Dentro de la agenda legislativa pendiente, en congruencia con los afanes de austeridad que se han impuesto, está la reforma electoral. En los últimos días se han escuchado voces anunciando su impulso en varios sentidos.

Más allá de los despropósitos (el de mayor envergadura apunta hacia una indeseable reversión para que el gobierno se encargue de la organización de los comicios) y las ocurrencias, en general parece haber un consenso en dos aspectos dignos de considerarse seriamente: la reducción de las prerrogativas a los partidos y la eliminación de los organismos electorales de carácter estatal.

El primer tema es importante por muchas razones. La principal: es una demanda popular. El hartazgo por los abusos de las élites políticas, que no es sólo mexicano, ha llevado a los partidos tradicionales a una crisis hoy notoria. La necesidad de legitimación tendría que empezar por una muestra de sensatez en el uso de los fondos públicos que se les destinan.

Hay quienes suponen la posibilidad de eliminar completamente las prerrogativas y dejar que las organizaciones políticas sobrevivan con recursos propios. La discusión es muy vieja y, en lo personal, sigo pensando que los partidos son organizaciones útiles a la vida pública nacional y, por lo tanto, los fondos del erario destinados a ellos establecen un piso mínimo de competencia. Dan espacio para canalizar la disidencia y, con esto, para inhibir la disputa del poder por vías no democráticas.

Abrir indiscriminadamente el modelo ya aplicado en otros lugares (EU como ejemplo mayor) en el que los capitales privados hacen la diferencia en la capacidad competitiva de los partidos, sería un error. No sólo por los intereses que estarían atrás de las “donaciones”, sino porque nuestro país está sumamente expuesto al lavado de dinero.

Mantener y apretar el control sobre los fondos que llegan a los partidos (públicos y privados) y reducir la carga para el erario, sería lo mejor que podría pasarnos.

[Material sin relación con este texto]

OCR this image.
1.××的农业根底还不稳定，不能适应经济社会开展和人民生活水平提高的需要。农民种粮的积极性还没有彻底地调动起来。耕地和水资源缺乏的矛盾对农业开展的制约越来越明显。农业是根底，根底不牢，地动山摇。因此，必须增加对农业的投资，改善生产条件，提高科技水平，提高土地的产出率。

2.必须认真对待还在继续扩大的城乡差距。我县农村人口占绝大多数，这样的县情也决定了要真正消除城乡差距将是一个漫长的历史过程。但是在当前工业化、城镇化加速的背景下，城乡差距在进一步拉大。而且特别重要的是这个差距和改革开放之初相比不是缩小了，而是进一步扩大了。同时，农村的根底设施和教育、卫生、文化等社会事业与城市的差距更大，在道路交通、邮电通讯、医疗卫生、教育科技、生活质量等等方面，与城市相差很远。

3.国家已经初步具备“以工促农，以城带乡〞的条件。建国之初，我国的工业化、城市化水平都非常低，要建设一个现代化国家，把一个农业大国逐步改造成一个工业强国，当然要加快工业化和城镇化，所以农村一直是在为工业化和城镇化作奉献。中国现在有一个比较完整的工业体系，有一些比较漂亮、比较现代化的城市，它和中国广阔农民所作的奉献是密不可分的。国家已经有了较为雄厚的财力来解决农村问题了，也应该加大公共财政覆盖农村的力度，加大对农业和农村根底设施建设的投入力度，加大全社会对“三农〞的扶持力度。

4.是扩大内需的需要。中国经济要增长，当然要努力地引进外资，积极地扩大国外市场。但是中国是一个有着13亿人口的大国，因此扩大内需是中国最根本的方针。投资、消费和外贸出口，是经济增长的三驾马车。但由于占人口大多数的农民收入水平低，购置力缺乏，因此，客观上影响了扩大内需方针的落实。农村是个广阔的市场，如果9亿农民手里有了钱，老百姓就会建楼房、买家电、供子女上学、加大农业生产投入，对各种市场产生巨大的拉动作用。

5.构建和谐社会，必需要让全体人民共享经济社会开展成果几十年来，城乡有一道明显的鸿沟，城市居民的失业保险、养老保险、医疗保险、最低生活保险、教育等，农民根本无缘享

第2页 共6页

Por otro lado, desde su aprobación, he sostenido que la Reforma Electoral del 2014 se quedó a la mitad del camino: nacionalizó parte de los procesos locales, pero dejó las estructuras burocráticas que coexisten con las federales.

El Instituto Nacional Electoral tiene una Junta Local por cada estado y 300 juntas distritales permanentes en todo el país.

Cada una de ellas tiene personal calificado, procesos probados y tecnología ad hoc para la organización no sólo de los comicios federales, sino de todos los demás. Los llamados OPLE (Organismos Públicos Locales Electorales) resultan redundantes y, en buena medida, inútiles. Por lo mismo: un gasto innecesario.

La discusión aún abierta sobre salarios de consejeros (pertinente, es cierto, pero también de segundo plano) no debería distraer los esfuerzos legislativos, porque se requerirá “tejido fino” en la búsqueda de consensos para reducir recursos a los partidos y para quitarle a los gobernadores un instrumento cercano a sus posibilidades de influencia política.

La Reforma Electoral posible puede ser, por fin, también la deseable.